181552 Moving forward: Can the lessons learned from the tobacco cessation movement launch the obesity prevention movement forward?

Monday, October 27, 2008

Caren Bacon, MPH , Institute of Public Policy, University of Missouri-Columbia, Columbia, MO
Jill Nicholson-Crotty, PhD , Truman School of Public Affairs, University of Missouri - Columbia, Columbia, MO
Smoking and tobacco has been the public health crisis of our time, but obesity is quickly taking over this position. We are now facing a generation that has a life expectancy shorter than that of their parents due to obesity-related disease. In light of the declining health of the nation's youth and the rapidly rising cost of health care, local, state, and federal governments as well as numerous private for and not-for profit organizations are scrambling to stem the current epidemic. While researchers are aware that there are lessons to be learned from the tobacco control and smoking cessation movement, many do not recognize that the tobacco control and smoking cessation movement has existed for much longer and has overcome many of the initial research, policy and program hurdles that still confront obesity prevention. By not accounting for this, the obesity prevention movement will face a hindrance to those on the frontline of the obesity prevention programs.
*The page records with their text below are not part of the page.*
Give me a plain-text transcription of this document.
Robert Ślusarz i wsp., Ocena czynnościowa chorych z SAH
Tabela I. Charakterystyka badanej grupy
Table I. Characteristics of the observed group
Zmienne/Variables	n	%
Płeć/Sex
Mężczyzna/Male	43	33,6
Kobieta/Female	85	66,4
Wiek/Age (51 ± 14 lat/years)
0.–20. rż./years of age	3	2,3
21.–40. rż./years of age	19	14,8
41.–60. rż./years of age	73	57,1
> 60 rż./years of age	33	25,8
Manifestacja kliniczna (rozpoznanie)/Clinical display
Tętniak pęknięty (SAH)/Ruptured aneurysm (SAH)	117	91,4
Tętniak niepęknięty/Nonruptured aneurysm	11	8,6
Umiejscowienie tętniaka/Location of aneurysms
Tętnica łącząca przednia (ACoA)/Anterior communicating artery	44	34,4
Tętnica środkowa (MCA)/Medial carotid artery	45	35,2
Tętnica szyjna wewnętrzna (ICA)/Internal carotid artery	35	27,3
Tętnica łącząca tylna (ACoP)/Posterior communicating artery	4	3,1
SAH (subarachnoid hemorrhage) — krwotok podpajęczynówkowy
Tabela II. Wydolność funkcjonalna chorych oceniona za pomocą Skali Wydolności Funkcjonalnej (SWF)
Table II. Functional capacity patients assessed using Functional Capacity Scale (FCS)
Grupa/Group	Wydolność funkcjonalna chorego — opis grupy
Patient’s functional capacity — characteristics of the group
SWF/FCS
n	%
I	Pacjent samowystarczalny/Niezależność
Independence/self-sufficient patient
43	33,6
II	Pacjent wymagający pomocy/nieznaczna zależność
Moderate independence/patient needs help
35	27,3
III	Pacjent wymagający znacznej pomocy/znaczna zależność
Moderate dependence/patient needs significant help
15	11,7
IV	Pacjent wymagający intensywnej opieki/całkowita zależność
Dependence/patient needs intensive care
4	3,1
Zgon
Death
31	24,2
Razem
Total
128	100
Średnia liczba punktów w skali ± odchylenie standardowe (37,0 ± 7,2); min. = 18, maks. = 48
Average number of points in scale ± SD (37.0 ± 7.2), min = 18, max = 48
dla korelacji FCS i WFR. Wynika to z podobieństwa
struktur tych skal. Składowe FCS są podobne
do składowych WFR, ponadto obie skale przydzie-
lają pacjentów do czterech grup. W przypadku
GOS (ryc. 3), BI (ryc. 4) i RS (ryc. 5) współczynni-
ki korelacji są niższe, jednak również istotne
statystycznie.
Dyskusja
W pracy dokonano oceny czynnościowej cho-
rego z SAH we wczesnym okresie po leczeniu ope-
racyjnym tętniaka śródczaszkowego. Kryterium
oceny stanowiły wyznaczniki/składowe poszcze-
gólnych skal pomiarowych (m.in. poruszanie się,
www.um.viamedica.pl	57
Many obesity initiatives are undertaken without a full awareness of the full range of activities that underlie today's smoking prevention initiatives and, consequently, attempt to start where smoking cessation programs are - not where they were at their inception. This paper will examine how the smoking cessation and obesity prevention programs have progressed with a focus on the lessons that can be learned for obesity prevention from the smoking programs.

Learning Objectives:
At the conclusion of this presentation the participants will be able to 1)Identify the major stages in the tobacco prevention effort and the relevance of those stages for obesity prevention. 2)Understand the similarities and differences in the evolution of health programs targeted at tobacco cessation and obesity prevention. 3)Understand the trajectory of the obesity prevention activities.

Keywords: Obesity, Health Education

Presenting author's disclosure statement:

Qualified on the content I am responsible for because: I have been working on evaluating obesity prevention programs in Missouri.
Any relevant financial relationships? No

I agree to comply with the American Public Health Association Conflict of Interest and Commercial Support Guidelines, and to disclose to the participants any off-label or experimental uses of a commercial product or service discussed in my presentation.